Crypto seems to be everywhere these days. Just last week Fidelity Investments launched a bitcoin option for its 401(k) plans. The nation's largest plan administrator is providing the 23,000 companies it manages retirement plans for the ability to offer their employees bitcoin as an investment choice. Investors will be able to allocate up to 20% of their 401(k) accounts to bitcoin, though employers will be able to lower that cap.   

The SEC announced today (5/2/22) that it is nearly doubling the size of the unit responsible for protecting investors in crypto markets and from cyber related threats.  The newly renamed Crypto Assets and Cyber Unit, which is part of the Division of Enforcement will now have 50 staff members.

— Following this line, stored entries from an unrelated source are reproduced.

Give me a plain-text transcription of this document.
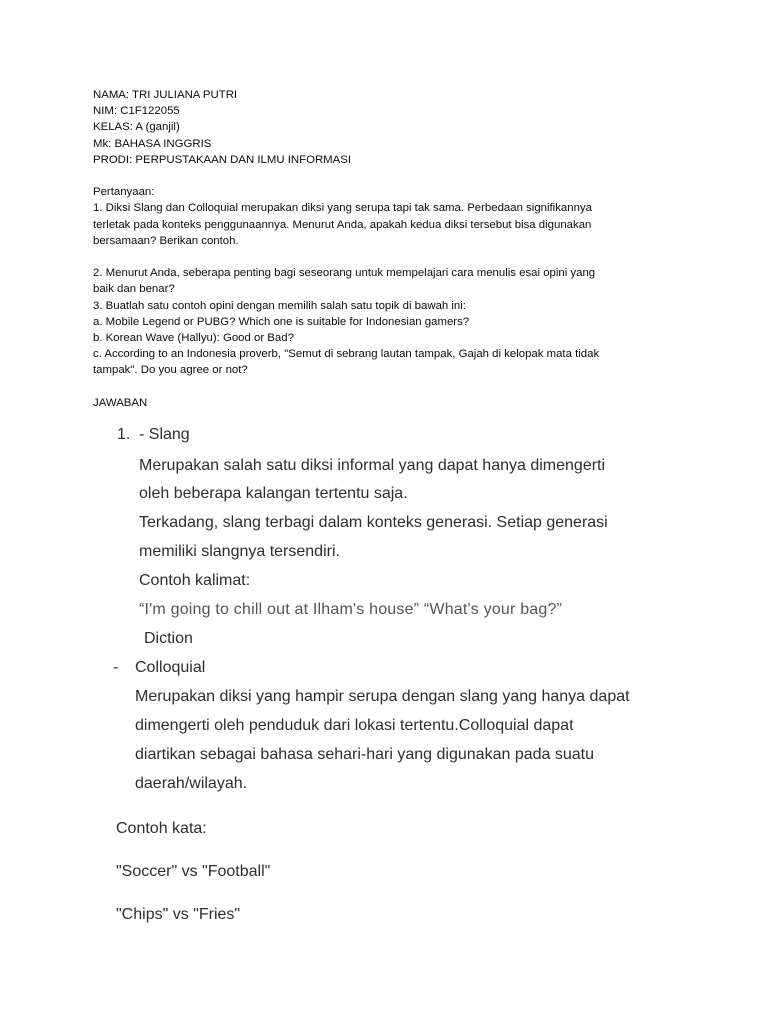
NAMA: TRI JULIANA PUTRI
NIM: C1F122055
KELAS: A (ganjil)
Mk: BAHASA INGGRIS
PRODI: PERPUSTAKAAN DAN ILMU INFORMASI
Pertanyaan:
1. Diksi Slang dan Colloquial merupakan diksi yang serupa tapi tak sama. Perbedaan signifikannya
terletak pada konteks penggunaannya. Menurut Anda, apakah kedua diksi tersebut bisa digunakan
bersamaan? Berikan contoh.
2. Menurut Anda, seberapa penting bagi seseorang untuk mempelajari cara menulis esai opini yang
baik dan benar?
3. Buatlah satu contoh opini dengan memilih salah satu topik di bawah ini:
a. Mobile Legend or PUBG? Which one is suitable for Indonesian gamers?
b. Korean Wave (Hallyu): Good or Bad?
c. According to an Indonesia proverb, "Semut di sebrang lautan tampak, Gajah di kelopak mata tidak
tampak". Do you agree or not?
JAWABAN
1. - Slang
Merupakan salah satu diksi informal yang dapat hanya dimengerti
oleh beberapa kalangan tertentu saja.
Terkadang, slang terbagi dalam konteks generasi. Setiap generasi
memiliki slangnya tersendiri.
Contoh kalimat:
“I'm going to chill out at Ilham's house” “What's your bag?”
Diction
- Colloquial
Merupakan diksi yang hampir serupa dengan slang yang hanya dapat
dimengerti oleh penduduk dari lokasi tertentu.Colloquial dapat
diartikan sebagai bahasa sehari-hari yang digunakan pada suatu
daerah/wilayah.
Contoh kata:
"Soccer" vs "Football"
"Chips" vs "Fries"
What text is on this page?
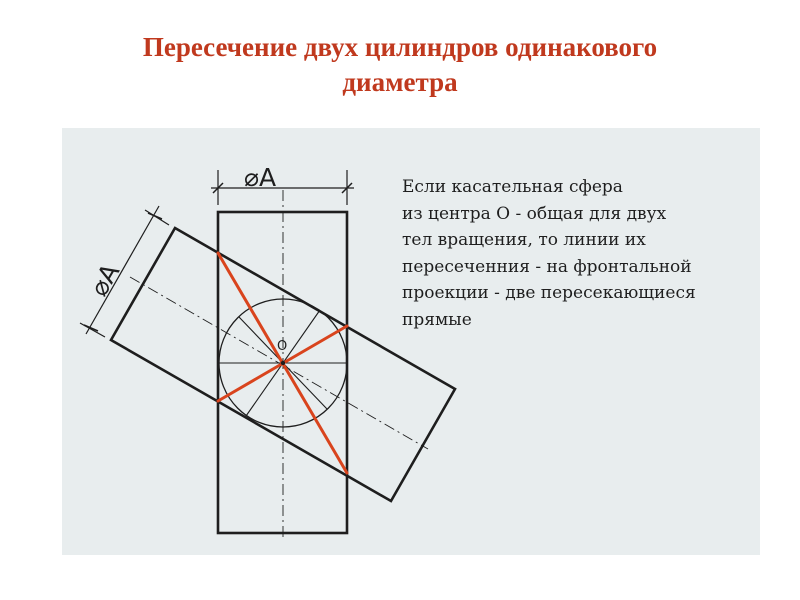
Пересечение двух цилиндров одинакового
диаметра
O
⌀A
⌀A
Если касательная сфера
из центра О - общая для двух
тел вращения, то линии их
пересеченния - на фронтальной
проекции - две пересекающиеся
прямые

According to the SEC press release, the expanded unit will "ensure investors are protected in the crypto markets, with a focus on investigating securities law violations related to:

  • Crypto asset offerings;
  • Crypto asset exchanges;
  • Crypto asset lending and staking products;
  • Decentralized finance ("DeFi") platforms;
  • Non-fungible tokens ("NFTs"); and
  • Stablecoins."

These two events in the past week, coming on the heels of President Biden's March 9, 2022, executive order outlining a "whole-of-government" approach to examining a broad range of potential risks associated with the dramatic growth in digital assets, including cryptocurrencies are part of a larger continuing trend of increase awareness of crypto and the government's sprint to catch up.

We anticipate that the coming year will see the crypto market continue to grow and a dramatic increase in both regulation and governmental enforcement.